For poor William (Aneurin Barnard), existence has become suffocated by banality. A frustrated, unpublished writer, despair has consumed him to such a degree that he’s made multiple suicide attempts, only to meet with dismal failure every time. One dreary evening, while attempting a fatal leap from Chelsea Bridge, he’s approached by Leslie (Tom Wilkinson), an aging hitman who makes William an unusual proposition: take a contract out on his own life and allow Leslie to accomplish what he himself cannot. Attracted by the notion of a quick and painless demise (the only one of Leslie’s proffered death scenarios he can afford), William scrounges up the necessary funds, and fully expects that within the next seven days he will be offed with a bullet to the head when he least expects it. Until then he’s to go about his normal routine, which he does…until he receives a phone call from Ellie (Freya Mavor), the bright young assistant editor at a publishing house suddenly enthusiastic about one of William’s manuscripts. With newfound hope, William tries to cancel the hit, but Leslie, teetering on the verge of forced retirement by the British Guild of Assassins’ officious boss Harvey (a gleefully droll Christopher Eccleston), refuses. When William goes on the run with Ellie in tow, a comedy of errors ensues as Leslie racks up an unintentional body count pursuing them.
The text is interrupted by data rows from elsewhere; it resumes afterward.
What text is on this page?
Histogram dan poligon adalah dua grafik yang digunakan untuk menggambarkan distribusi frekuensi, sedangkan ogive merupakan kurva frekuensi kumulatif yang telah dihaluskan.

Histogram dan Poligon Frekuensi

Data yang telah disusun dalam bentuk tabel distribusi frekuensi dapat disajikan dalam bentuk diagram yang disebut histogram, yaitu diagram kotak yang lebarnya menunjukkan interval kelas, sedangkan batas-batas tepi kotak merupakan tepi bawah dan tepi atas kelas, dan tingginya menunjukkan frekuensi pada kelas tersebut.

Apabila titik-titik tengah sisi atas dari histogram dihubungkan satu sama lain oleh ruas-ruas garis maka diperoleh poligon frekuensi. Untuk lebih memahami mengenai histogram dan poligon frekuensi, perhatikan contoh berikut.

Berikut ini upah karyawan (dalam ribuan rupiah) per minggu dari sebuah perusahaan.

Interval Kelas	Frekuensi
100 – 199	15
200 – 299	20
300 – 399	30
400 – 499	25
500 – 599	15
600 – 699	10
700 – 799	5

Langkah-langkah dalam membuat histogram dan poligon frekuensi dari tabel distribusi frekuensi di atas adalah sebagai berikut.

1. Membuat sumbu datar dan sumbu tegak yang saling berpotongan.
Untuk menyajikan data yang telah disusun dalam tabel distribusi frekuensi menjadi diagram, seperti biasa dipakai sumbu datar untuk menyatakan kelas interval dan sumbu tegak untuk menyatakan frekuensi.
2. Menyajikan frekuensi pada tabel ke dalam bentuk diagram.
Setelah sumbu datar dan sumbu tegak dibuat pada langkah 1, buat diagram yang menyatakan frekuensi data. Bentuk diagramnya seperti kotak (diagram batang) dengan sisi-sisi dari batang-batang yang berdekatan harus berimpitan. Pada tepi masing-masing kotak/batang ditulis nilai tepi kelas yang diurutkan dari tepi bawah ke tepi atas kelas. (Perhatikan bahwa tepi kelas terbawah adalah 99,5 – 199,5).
Originally released in 2017 (and free to stream on Tubi), Dead In A Week’s closest kissing cinematic cousin is the underrated 1997 John Cusack-as-a-hitman gem Grosse Point Blank. Like that movie, Dead In A Week blends the sweetness of a (very) unorthodox rom-com with richly awkward odd-couple dynamics. As the straight man of the piece, Barnard’s William resembles a nervous, navel-gazing Ian Curtis (a doubtlessly intentional nod considering the Joy Division singer’s 1980 suicide at age twenty-three), but his half-arsed self-destructive tendencies are, as Leslie points out, merely an extension of a casual attitude towards life in general. In contrast, Leslie is eccentric but focused, a hard worker who takes pride in his murderous occupation and his particular proclivity for it. But underneath that professional exterior, Leslie’s anxieties—about aging and the bland idleness of retirement—are every bit as real and debilitating as William’s.
Writer-director Tom Edmunds’ feisty screenplay abounds with rapid-fire energy and dialogue, yet he’s careful never to let the escalating mayhem devolve into farce. His reverence for classic dry British wit exists even in throwaway gags (the ultra-ordinary office atmosphere of Assassin’s Guild headquarters, Leslie’s copiously-illustrated hitman’s brochure, William’s post-it doodles detailing ever-more convoluted ways to kill himself), and in characters such as Leslie’s doting, pillow-embroidering wife Penny (Marion Bailey), who’s acutely aware of her husband’s line of employment. But Dead In A Week is a comedy that understands its own dark heart, and treats the tense scenes with appropriate respect (the under-the-table standoff between Leslie and Harvey is especially nerve-wracking), which genuinely makes the audience wonder whether William—or Leslie, for that matter—will make it out alive.
While Edmunds’ gallows humor may seem overly-morbid to some and tacky to others, with its quirky concept, likable cast and madcap antics, Dead In A Week (Or Your Money Back) handily earns a 4 (out of 5) on my Fang Scale. With laughs like these available, maybe this living thing isn’t so bad after all.